6) Shapes and sanity checks
- $\mathbf{X}$: $(m, n)$ (no bias column yet)
- $\mathbf{X}_{\text{aug}}$: $(m, n{+}1)$ after adding ones
- $\tilde{\mathbf{w}}$: $(n{+}1,)$
- Predictions: $(m,)$
Common pitfalls:
- Mismatched shapes due to missing bias column.
- Object dtypes sneaking into
X
(ensure floats). - Forgetting to invert predictions with
expm1
when reporting in dollars.
7) Numerical stability & when the inverse “doesn’t exist”
np.linalg.solve(XtX, Xty)
needs $\mathbf{X}^\top\mathbf{X}$ to be non-singular (full rank).

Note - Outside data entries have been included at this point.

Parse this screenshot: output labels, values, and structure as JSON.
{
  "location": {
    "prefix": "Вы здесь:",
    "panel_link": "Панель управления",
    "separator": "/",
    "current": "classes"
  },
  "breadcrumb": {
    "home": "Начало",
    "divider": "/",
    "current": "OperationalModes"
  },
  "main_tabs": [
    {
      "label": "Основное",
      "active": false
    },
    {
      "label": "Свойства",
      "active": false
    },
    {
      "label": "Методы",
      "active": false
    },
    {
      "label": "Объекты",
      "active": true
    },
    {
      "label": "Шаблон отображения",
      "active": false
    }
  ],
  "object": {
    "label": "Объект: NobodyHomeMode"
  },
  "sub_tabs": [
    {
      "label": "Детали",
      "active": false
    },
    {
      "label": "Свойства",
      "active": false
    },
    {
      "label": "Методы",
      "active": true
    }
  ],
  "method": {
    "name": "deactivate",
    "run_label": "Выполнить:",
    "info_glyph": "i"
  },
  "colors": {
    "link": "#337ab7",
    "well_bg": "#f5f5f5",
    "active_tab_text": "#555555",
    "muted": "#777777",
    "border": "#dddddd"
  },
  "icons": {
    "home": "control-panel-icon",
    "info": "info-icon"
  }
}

Problems arise when features are:
- Collinear (one is a linear combination of others),
- Duplicated, or
- Have wildly different scales (ill-conditioning).
Fixes:
- Use the pseudo-inverse:
w_aug = np.linalg.pinv(X_aug) @ y
(robust to singularXtX
). - Use
np.linalg.lstsq
:w_aug, *_ = np.linalg.lstsq(X_aug, y, rcond=None)
(preferred in many cases). - Add regularization (Ridge): solve $(X^\top X + \lambda I)\,w = X^\top y$. We’ll cover this soon.
Scaling features (e.g., standardization) also improves conditioning and numerical behavior.
8) End-to-end training checklist
- Use only the training split to fit $w_0, w$.
- Predict on validation; compute RMSE (either in log space or dollars).
- Keep the test split untouched until the very end.
- If you trained on
log1p(msrp)
, remember to usenp.expm1
before reporting dollar errors.
9) What’s next
You now have a working training routine for linear regression via the normal equation. Next, we’ll:
- compare with iterative solvers (gradient descent),
- add regularization to handle collinearity and stabilize solutions,
- and examine how these choices affect validation RMSE.